Session 5: Political developments and strategies of response
The purpose of the fifth session was to provide participants with the opportunity to discuss developing strategies for working together to better combat governments’ attempts at restricting FoE on the basis of protecting IP.
The first priority that was identified was to finalise a policy paper on the issue. This would perhaps take some time to formulate, and may require further meetings to discuss key issues.
A second priority for advocacy was identified in relation to ACTA, which will be voted upon by the European Parliament in the coming months. ARTICLE 19 has issued a statement on ACTA that will also be circulated among participants.
A third discussion concerned the possibility of uncovering a wikileaks-type “scandal” in which the hypocrisy of copyrights holders, and their true motivations, could be exposed. Receiving internal emails from whistleblowers interested in exposing such a story would provide a good media storm in which to launch an advocacy campaign. Examples of IP industries illegally lobbying governments or interfering with the administration of justice would be helpful. The involvement of the British Phonographic Industry in lobbying for the Digital Economy Act was referenced in this discussion.
The utility of engaging with the copyright industries was also discussed.

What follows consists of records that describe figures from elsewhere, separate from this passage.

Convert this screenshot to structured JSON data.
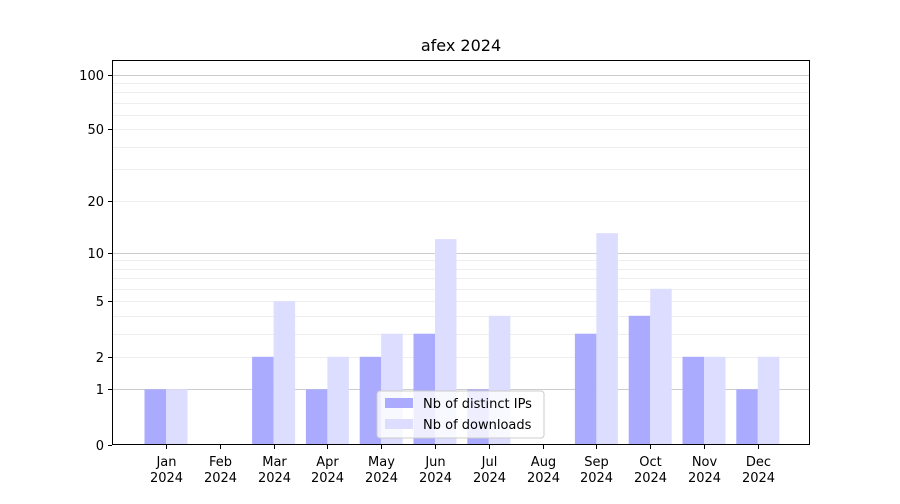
{
  "chart_data": {
    "type": "bar",
    "title": "afex 2024",
    "xlabel": "",
    "ylabel": "",
    "categories": [
      [
        "Jan",
        "2024"
      ],
      [
        "Feb",
        "2024"
      ],
      [
        "Mar",
        "2024"
      ],
      [
        "Apr",
        "2024"
      ],
      [
        "May",
        "2024"
      ],
      [
        "Jun",
        "2024"
      ],
      [
        "Jul",
        "2024"
      ],
      [
        "Aug",
        "2024"
      ],
      [
        "Sep",
        "2024"
      ],
      [
        "Oct",
        "2024"
      ],
      [
        "Nov",
        "2024"
      ],
      [
        "Dec",
        "2024"
      ]
    ],
    "series": [
      {
        "name": "Nb of distinct IPs",
        "color": "#aaaaff",
        "values": [
          1,
          0,
          2,
          1,
          2,
          3,
          1,
          0,
          3,
          4,
          2,
          1
        ]
      },
      {
        "name": "Nb of downloads",
        "color": "#ddddff",
        "values": [
          1,
          0,
          5,
          2,
          3,
          12,
          4,
          0,
          13,
          6,
          2,
          2
        ]
      }
    ],
    "y_scale": "log(1+y)",
    "ylim": [
      0,
      120
    ],
    "yticks": [
      0,
      1,
      2,
      5,
      10,
      20,
      50,
      100
    ],
    "grid": {
      "major": [
        1,
        10,
        100
      ],
      "minor": [
        2,
        3,
        4,
        5,
        6,
        7,
        8,
        9,
        20,
        30,
        40,
        50,
        60,
        70,
        80,
        90
      ]
    },
    "legend": {
      "placement": "bottom-center"
    }
  }
}
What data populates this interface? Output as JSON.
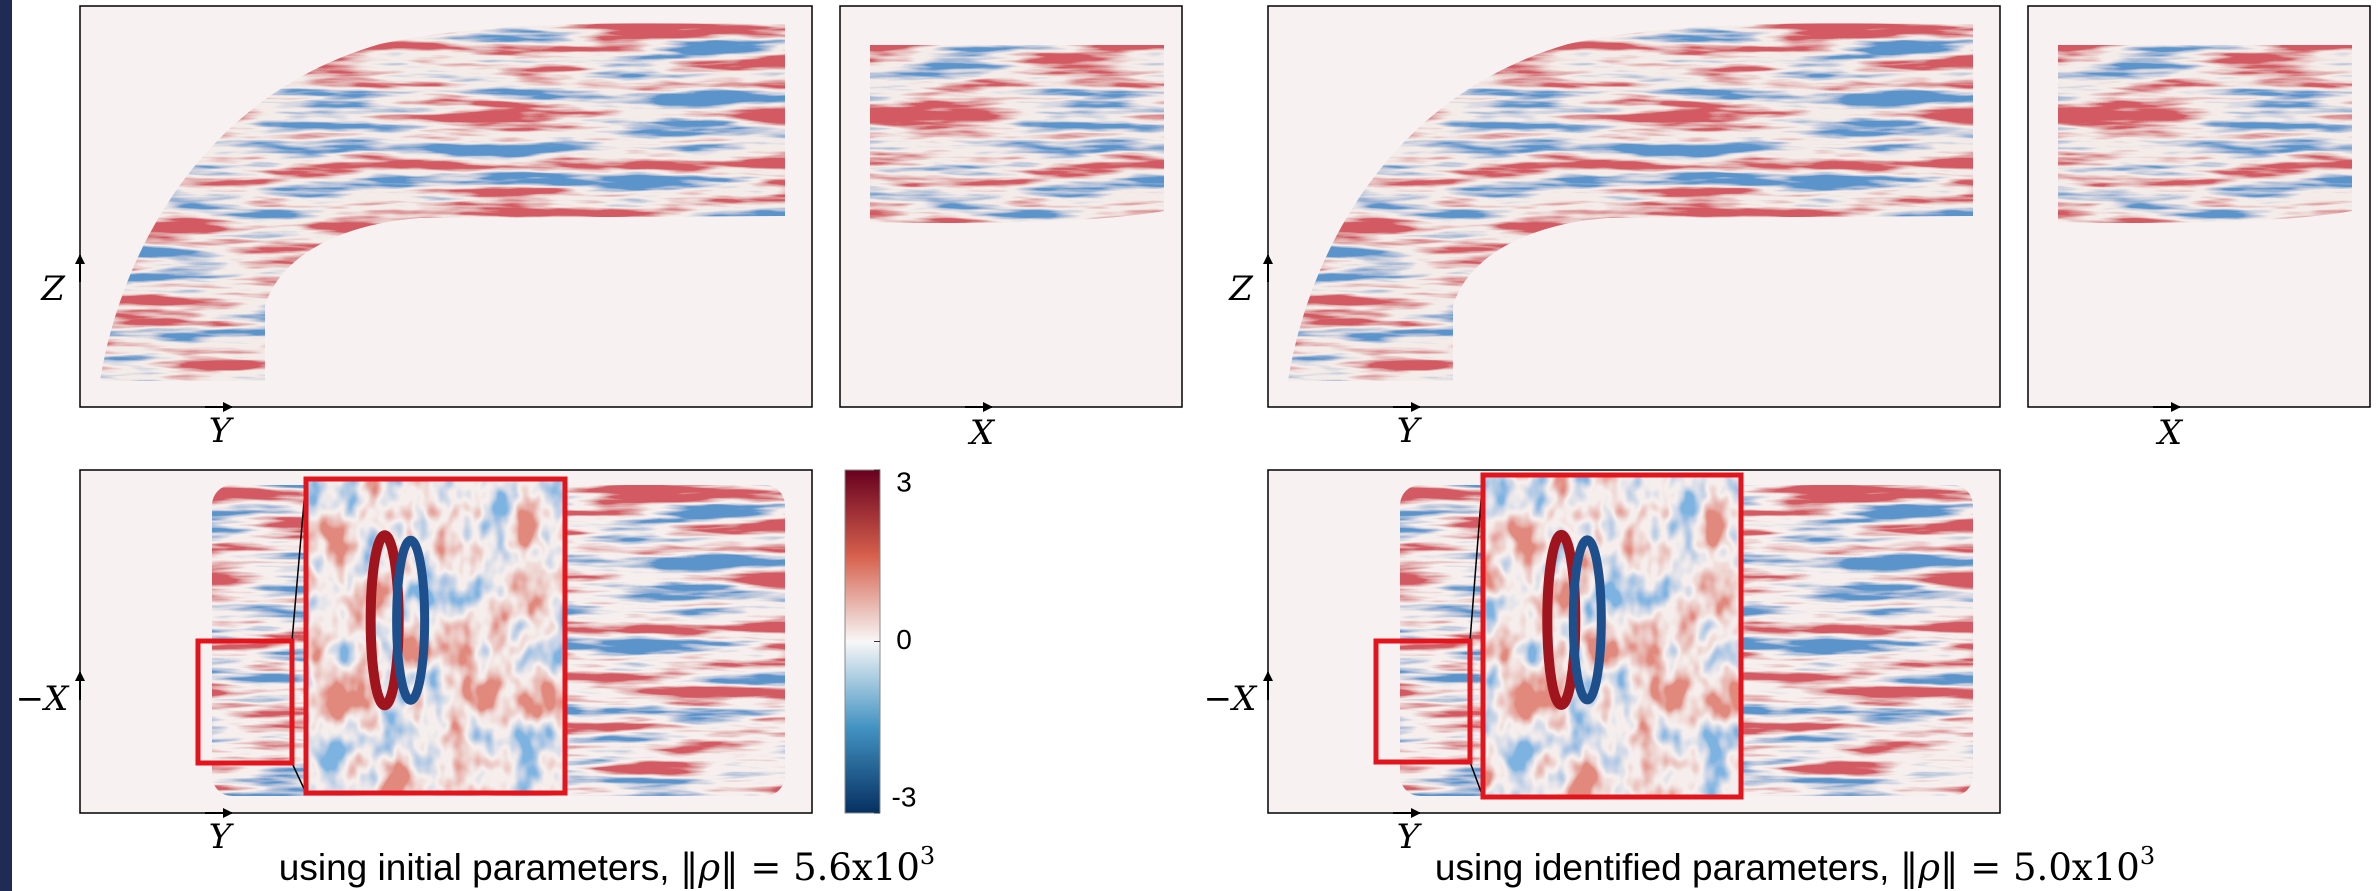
{
  "panels": [
    {
      "axes": {
        "top_left_vertical": "Z",
        "top_left_horizontal": "Y",
        "top_right_horizontal": "X",
        "bottom_vertical": "−X",
        "bottom_horizontal": "Y"
      },
      "caption": {
        "text": "using initial parameters, ",
        "norm": "‖ρ‖",
        "equals": " = ",
        "value": "5.6x10",
        "exponent": "3"
      }
    },
    {
      "axes": {
        "top_left_vertical": "Z",
        "top_left_horizontal": "Y",
        "top_right_horizontal": "X",
        "bottom_vertical": "−X",
        "bottom_horizontal": "Y"
      },
      "caption": {
        "text": "using identified parameters, ",
        "norm": "‖ρ‖",
        "equals": " = ",
        "value": "5.0x10",
        "exponent": "3"
      }
    }
  ],
  "colorbar": {
    "ticks": [
      3,
      0,
      -3
    ],
    "range": [
      -3,
      3
    ]
  }
}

These industries have a reputation for not negotiating– they want as much control over information as possible, as control is essential to their business model. There may be some utility in identifying who our enemies’ enemies are. It was mentioned that the occupy movements may be interested in pursuing a human rights narrative against corporate property interests. These groups are very much engaged in promoting FoE rights. The traditional media was also identified as a group that may be interested in supporting a movement for greater FoE protections against IP.
In terms of developing strategy, it was also recommended that we look at successful human rights campaigns from the past, particularly any in the field of cultural rights. Potential partners for coalition building need to be looked at, and many of these partners may be within emerging economies such as BRIC or South Africa.